CandyCane: Looks like a bunch of cops or something. They’re pulling up to the condos across the street. I’m logging off now, OK? Nice talking to you guys.

Batty: Later, Candy

DryCleanerFromDesMoines: Bye, CC

ChatBot1: CandyCane has left the room.

OneNoteSamba: Bye, Candy.

OneNoteSamba: Shoot, too late.

DryCleanerFromDesMoines: Wonder what’s going on by Candy’s over there in Oregon.

Batty: Some domestic disturbance or something ,maybe.

OneNoteSamba: i’m taking off now too, guys. It’s late.

Batty: Ok, bye, note.

DryCleanerFromDesMoines: Adios, note.

ChatBot1: OneNoteSamba has left the room.

Batty: Think I’ll head, too. Work in the morning and such. Bye, Dry.

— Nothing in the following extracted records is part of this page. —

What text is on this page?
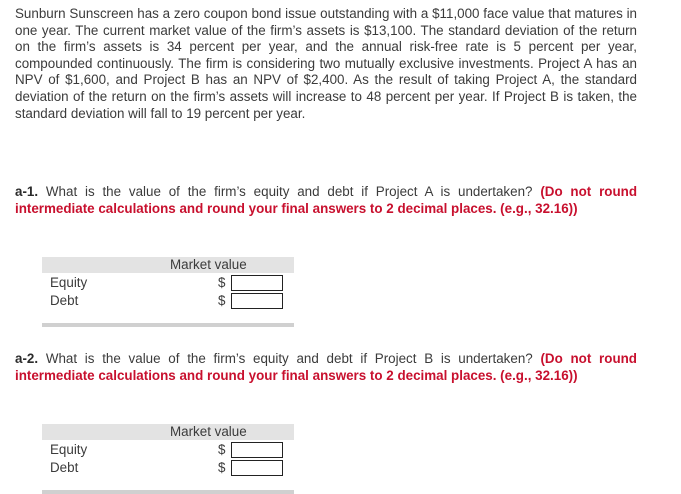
Sunburn Sunscreen has a zero coupon bond issue outstanding with a $11,000 face value that matures in one year. The current market value of the firm’s assets is $13,100. The standard deviation of the return on the firm’s assets is 34 percent per year, and the annual risk-free rate is 5 percent per year, compounded continuously. The firm is considering two mutually exclusive investments. Project A has an NPV of $1,600, and Project B has an NPV of $2,400. As the result of taking Project A, the standard deviation of the return on the firm’s assets will increase to 48 percent per year. If Project B is taken, the standard deviation will fall to 19 percent per year.
a-1. What is the value of the firm’s equity and debt if Project A is undertaken? (Do not round intermediate calculations and round your final answers to 2 decimal places. (e.g., 32.16))
Market value
Equity	$
Debt	$
a-2. What is the value of the firm’s equity and debt if Project B is undertaken? (Do not round intermediate calculations and round your final answers to 2 decimal places. (e.g., 32.16))
Market value
Equity	$
Debt	$
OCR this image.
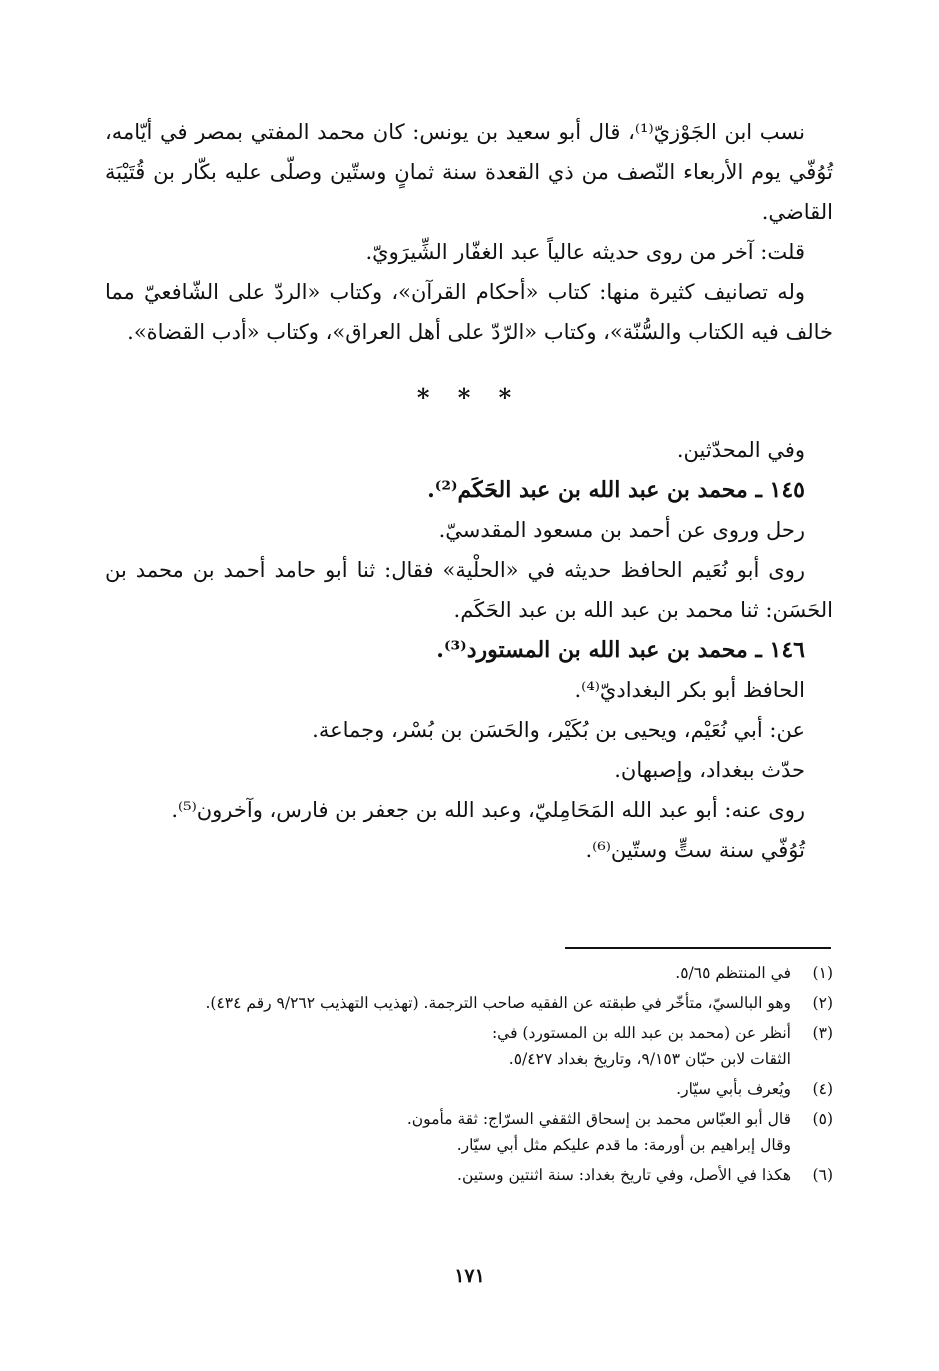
نسب ابن الجَوْزيّ⁽¹⁾، قال أبو سعيد بن يونس: كان محمد المفتي بمصر في أيّامه، تُوُفّي يوم الأربعاء النّصف من ذي القعدة سنة ثمانٍ وستّين وصلّى عليه بكّار بن قُتَيْبَة القاضي.

قلت: آخر من روى حديثه عالياً عبد الغفّار الشِّيرَويّ.

وله تصانيف كثيرة منها: كتاب «أحكام القرآن»، وكتاب «الردّ على الشّافعيّ مما خالف فيه الكتاب والسُّنّة»، وكتاب «الرّدّ على أهل العراق»، وكتاب «أدب القضاة».

* * *

وفي المحدّثين.

١٤٥ ـ محمد بن عبد الله بن عبد الحَكَم⁽²⁾.

رحل وروى عن أحمد بن مسعود المقدسيّ.

روى أبو نُعَيم الحافظ حديثه في «الحلْية» فقال: ثنا أبو حامد أحمد بن محمد بن الحَسَن: ثنا محمد بن عبد الله بن عبد الحَكَم.

١٤٦ ـ محمد بن عبد الله بن المستورد⁽³⁾.

الحافظ أبو بكر البغداديّ⁽⁴⁾.

عن: أبي نُعَيْم، ويحيى بن بُكَيْر، والحَسَن بن بُسْر، وجماعة.

حدّث ببغداد، وإصبهان.

روى عنه: أبو عبد الله المَحَامِليّ، وعبد الله بن جعفر بن فارس، وآخرون⁽⁵⁾.

تُوُفّي سنة ستٍّ وستّين⁽⁶⁾.

(١)
في المنتظم ٥/٦٥.
(٢)
وهو البالسيّ، متأخّر في طبقته عن الفقيه صاحب الترجمة. (تهذيب التهذيب ٩/٢٦٢ رقم ٤٣٤).
(٣)
أنظر عن (محمد بن عبد الله بن المستورد) في:
الثقات لابن حبّان ٩/١٥٣، وتاريخ بغداد ٥/٤٢٧.
(٤)
ويُعرف بأبي سيّار.
(٥)
قال أبو العبّاس محمد بن إسحاق الثقفي السرّاج: ثقة مأمون.
وقال إبراهيم بن أورمة: ما قدم عليكم مثل أبي سيّار.
(٦)
هكذا في الأصل، وفي تاريخ بغداد: سنة اثنتين وستين.
١٧١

DryCleanerFromDesMoines: sob, I’m being abandoned!

Batty: lol. Catch ya later. Same Bat time, same Bat channel!

ChatBot1: Batty has left the room.

ChatBot1: DryCleanerFromDesMoines has left the room.

ChatBot1: MadChatter has entered the room.

MadChatter: told u i wuz gonna kil that bitch

ChatBot1: MadChatter has been kicked from the room for offensive language.